Sunday, January 8, 2012

Epiphany 2012: Conclusion of the Jesuit 25th Anniversary Year

EPIPHANY 2012


It may come as a surprise to you – but it is with today’s feast of Epiphany that we come to the very heart of the Christmas season.   Not December 25th but today gives us the reason for the season.  Epiphany explains Advent and Christmas.

The word Epiphany means “to shine upon”.   It means making clear and plain what had been hidden.   Let me explain a little bit the way the Church understands this season and today’s feast.   On Christmas there’s an explosion of light.   The Eternal Word of God appears in the flesh – in a babe found in a feeding trough.   Epiphany tells us what this explosion of light shines upon – what it reveals and makes clear.   The Magi represent genuine seekers – seekers for the truth from every age and culture.   So what does the Christmas light shine upon so that these seekers can see the truth?   What basic truth or, better, what basic reality becomes clear and plain to them as they see the babe in the feeding trough?

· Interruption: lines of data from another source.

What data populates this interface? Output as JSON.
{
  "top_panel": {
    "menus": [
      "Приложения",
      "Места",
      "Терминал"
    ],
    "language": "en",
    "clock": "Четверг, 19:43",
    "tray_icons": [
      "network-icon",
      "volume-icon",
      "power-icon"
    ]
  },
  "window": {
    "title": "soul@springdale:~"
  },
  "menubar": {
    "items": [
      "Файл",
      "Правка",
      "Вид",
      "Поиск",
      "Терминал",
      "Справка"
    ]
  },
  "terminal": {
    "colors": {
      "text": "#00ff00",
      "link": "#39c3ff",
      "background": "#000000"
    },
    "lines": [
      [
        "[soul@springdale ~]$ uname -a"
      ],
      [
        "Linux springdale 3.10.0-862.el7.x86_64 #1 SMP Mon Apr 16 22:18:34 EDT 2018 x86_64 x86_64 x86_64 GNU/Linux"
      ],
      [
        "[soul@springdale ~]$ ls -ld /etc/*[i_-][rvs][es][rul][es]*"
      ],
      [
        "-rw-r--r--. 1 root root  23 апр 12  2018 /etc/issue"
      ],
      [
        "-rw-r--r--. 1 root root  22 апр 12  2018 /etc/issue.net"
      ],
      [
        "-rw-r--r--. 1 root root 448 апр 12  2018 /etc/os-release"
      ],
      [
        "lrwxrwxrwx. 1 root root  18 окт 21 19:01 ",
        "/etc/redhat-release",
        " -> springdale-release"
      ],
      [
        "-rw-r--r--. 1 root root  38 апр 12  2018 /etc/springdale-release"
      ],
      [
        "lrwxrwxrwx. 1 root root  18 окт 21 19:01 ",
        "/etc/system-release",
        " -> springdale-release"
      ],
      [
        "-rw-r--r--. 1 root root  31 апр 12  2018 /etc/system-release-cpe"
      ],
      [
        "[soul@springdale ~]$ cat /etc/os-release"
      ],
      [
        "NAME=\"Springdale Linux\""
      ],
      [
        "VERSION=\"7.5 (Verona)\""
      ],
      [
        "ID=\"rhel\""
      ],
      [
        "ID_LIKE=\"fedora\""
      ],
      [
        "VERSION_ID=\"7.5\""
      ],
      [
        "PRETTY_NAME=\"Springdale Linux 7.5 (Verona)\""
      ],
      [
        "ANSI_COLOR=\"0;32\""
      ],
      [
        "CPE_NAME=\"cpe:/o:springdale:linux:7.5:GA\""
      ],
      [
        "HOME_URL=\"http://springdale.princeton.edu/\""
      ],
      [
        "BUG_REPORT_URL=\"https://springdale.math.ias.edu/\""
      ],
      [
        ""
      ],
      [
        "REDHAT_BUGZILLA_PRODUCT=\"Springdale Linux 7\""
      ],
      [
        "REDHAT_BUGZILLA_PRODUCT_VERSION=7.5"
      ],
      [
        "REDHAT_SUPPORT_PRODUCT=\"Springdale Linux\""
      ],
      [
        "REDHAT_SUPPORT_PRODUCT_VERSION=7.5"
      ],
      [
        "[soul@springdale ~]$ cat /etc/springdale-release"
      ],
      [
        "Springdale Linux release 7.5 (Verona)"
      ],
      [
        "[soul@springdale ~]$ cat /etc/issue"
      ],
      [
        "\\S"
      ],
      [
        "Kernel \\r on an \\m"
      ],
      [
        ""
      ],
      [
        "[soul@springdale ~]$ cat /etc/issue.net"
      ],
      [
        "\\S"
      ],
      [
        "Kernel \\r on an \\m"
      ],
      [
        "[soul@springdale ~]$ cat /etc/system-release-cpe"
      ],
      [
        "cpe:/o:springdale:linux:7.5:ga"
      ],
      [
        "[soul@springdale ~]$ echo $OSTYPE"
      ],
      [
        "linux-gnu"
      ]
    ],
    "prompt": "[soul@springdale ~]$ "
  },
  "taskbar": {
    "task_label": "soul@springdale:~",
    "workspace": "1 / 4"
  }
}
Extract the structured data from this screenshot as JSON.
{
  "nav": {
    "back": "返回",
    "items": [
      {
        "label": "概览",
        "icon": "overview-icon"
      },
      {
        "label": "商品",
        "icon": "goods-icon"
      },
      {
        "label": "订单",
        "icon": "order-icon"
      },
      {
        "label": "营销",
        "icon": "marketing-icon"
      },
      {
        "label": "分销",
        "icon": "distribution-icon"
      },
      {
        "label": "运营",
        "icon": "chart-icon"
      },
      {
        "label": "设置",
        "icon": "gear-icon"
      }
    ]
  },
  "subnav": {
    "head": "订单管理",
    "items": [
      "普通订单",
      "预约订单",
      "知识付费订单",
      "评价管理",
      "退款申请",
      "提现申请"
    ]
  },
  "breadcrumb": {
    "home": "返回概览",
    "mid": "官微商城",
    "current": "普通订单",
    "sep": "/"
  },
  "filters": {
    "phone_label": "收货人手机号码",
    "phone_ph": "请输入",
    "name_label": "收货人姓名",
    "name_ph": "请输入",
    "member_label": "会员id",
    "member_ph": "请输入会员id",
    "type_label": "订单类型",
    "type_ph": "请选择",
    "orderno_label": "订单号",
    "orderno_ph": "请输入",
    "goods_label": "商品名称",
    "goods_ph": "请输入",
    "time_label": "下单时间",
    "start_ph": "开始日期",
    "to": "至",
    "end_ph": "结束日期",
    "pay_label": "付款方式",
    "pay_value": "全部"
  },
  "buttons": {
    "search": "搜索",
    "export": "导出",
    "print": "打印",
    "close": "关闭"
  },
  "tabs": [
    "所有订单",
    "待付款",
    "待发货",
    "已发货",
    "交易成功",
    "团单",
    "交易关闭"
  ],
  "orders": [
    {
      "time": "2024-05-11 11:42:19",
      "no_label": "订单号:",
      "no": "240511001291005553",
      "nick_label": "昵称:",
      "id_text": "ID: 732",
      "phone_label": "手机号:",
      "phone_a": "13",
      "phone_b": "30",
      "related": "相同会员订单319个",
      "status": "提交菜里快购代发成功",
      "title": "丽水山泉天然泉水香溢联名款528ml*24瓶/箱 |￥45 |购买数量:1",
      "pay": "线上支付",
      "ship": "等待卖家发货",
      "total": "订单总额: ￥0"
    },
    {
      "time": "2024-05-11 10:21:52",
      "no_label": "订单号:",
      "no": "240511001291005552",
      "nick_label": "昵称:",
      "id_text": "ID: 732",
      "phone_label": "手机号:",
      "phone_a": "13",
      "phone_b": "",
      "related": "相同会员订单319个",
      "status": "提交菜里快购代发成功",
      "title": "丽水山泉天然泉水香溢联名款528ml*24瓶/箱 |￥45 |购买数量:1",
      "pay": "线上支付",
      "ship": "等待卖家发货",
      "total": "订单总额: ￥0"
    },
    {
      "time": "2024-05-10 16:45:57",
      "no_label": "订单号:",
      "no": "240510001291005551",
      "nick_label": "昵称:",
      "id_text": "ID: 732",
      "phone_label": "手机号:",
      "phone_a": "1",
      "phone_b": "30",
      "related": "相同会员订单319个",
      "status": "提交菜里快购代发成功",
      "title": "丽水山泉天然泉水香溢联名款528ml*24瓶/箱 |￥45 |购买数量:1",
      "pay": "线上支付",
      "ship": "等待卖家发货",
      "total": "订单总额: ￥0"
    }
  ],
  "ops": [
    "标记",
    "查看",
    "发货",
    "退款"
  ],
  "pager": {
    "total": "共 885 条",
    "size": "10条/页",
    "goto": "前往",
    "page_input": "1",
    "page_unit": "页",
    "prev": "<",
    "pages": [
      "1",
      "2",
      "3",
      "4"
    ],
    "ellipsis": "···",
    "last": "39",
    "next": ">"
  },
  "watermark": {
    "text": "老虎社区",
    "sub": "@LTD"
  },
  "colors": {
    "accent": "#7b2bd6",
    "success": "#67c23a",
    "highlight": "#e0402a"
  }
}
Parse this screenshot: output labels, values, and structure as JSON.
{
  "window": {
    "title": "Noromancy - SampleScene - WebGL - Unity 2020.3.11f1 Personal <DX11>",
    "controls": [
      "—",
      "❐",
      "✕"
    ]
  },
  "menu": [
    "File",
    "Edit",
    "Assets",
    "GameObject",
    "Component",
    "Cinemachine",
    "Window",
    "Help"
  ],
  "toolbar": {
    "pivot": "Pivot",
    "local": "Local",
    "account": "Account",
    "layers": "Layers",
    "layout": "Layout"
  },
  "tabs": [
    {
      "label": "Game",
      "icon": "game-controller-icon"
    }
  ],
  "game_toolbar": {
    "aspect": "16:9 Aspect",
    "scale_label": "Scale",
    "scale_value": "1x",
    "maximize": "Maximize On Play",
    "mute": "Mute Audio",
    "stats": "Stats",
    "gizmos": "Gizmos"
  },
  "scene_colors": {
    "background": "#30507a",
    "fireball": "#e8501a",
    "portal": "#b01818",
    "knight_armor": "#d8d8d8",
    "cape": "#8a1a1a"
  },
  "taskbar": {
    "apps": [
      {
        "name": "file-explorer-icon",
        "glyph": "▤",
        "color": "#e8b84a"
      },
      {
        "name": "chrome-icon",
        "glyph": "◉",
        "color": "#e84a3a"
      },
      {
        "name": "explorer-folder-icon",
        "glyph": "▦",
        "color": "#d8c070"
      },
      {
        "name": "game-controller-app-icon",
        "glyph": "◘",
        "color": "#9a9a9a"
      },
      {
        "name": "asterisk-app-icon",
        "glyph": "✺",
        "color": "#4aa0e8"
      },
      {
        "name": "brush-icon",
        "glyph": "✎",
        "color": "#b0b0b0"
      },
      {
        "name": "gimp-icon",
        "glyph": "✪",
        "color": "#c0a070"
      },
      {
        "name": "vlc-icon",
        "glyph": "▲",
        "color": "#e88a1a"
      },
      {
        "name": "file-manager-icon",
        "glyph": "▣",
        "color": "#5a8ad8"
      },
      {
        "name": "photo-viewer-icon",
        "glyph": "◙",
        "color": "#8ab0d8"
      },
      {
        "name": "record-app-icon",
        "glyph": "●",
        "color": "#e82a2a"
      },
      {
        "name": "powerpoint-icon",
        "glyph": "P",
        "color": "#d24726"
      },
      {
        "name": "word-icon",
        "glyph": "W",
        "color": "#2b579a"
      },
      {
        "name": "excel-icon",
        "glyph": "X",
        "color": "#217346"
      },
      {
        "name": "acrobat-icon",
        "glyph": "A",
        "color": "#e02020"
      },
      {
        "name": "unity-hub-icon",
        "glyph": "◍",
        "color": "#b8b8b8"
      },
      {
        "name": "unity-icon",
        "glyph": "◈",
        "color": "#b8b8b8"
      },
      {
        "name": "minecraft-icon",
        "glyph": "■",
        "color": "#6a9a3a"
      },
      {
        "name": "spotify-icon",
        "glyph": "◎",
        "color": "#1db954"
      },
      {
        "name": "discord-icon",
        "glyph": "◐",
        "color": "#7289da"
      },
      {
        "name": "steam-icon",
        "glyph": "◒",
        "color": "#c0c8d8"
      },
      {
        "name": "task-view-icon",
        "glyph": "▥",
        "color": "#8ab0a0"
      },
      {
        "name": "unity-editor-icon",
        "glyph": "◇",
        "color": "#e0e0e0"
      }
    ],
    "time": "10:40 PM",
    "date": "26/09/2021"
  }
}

In the words of an early church father [Peter Chrysologus]  the Magi see “man in God and God in man”.   The bright light of Christmas shines on human flesh – on the babe’s in the manger and also on our own human flesh.   What the Christmas light makes clear is that the human – people – people like you and me – people – just people – are the means and medium through which God makes himself present.   To accept the babe – to accept Jesus is also to accept that the human has become holy home for our God.   All of us – people of faith and people full of doubts and unbelief – good people, bad people – friend and foe – all of us are God’s holy home.

It is only fitting then that we conclude our 25th anniversary celebration of the arrival of the Jesuits to St. Peter’s with this feast of the Epiphany.   Our theme this past year has been MAGIS – a Latin word and a term much loved by Jesuits.   Literally it means “more”. “ever greater”.   For Jesuits it means God – God’s presence is ever greater, ever more, ever deeper than we can imagine.   And that presence is in us!   We bear within us God’s ever greater, ever deeper presence – the living Christ.

Our summons, our vocation as a parish is to bring forth that deeper presence – for others, to bring to bear God’s presence, God’s gracious life into every aspect and circumstance of life.   We are to make God’s presence clear and plain in how we live and work together as a parish.   That is how we live and do the MAGIS.

And this past year we have lived and done the MAGIS.   Our banners, our hymns, prayers and liturgies, our suppers and celebrations, and, above all, our hours of service have proclaimed and shouted God has made his home among us here in this parish and here in this city of Charlotte.   We have seen the living Christ here among us.   We have been the living Christ here for one another – and for our city.   The poor – the poor of whatever material kind or spiritual stripe – the poor have been cared for here at St. Peter’s.   God’s grandeur has clearly seized us.

Let us conclude this anniversary year with an attitude St. Ignatius of Loyola recommends to all who sincerely pursue the MAGIS.   That is “an attitude of gratitude.”   Gratitude presumes we have recognized goodness present in our lives.   And to be a grateful person – to have an attitude of gratitude – means that we allow ourselves to live habitually in the presence of goodness.   As members of this parish we have every reason to take on an attitude of gratitude.   God’s goodness flares out among us “like shook foil”, as Hopkins, the Jesuit poet, writes.   And God’s grandeur clearly charges our life as a parish.   We need only to take the time to look, to look more searchingly, more deeply at the life being lived around us.   Like the Magi, we will see the star hovering and its light will make us overjoyed.

We conclude this anniversary year with Eucharist – in the Church’s great act of grateful thanksgiving for the communion we have with our God.   The Lord is with us.  And we at St. Peter’s are with the Lord!  Thanks be to God!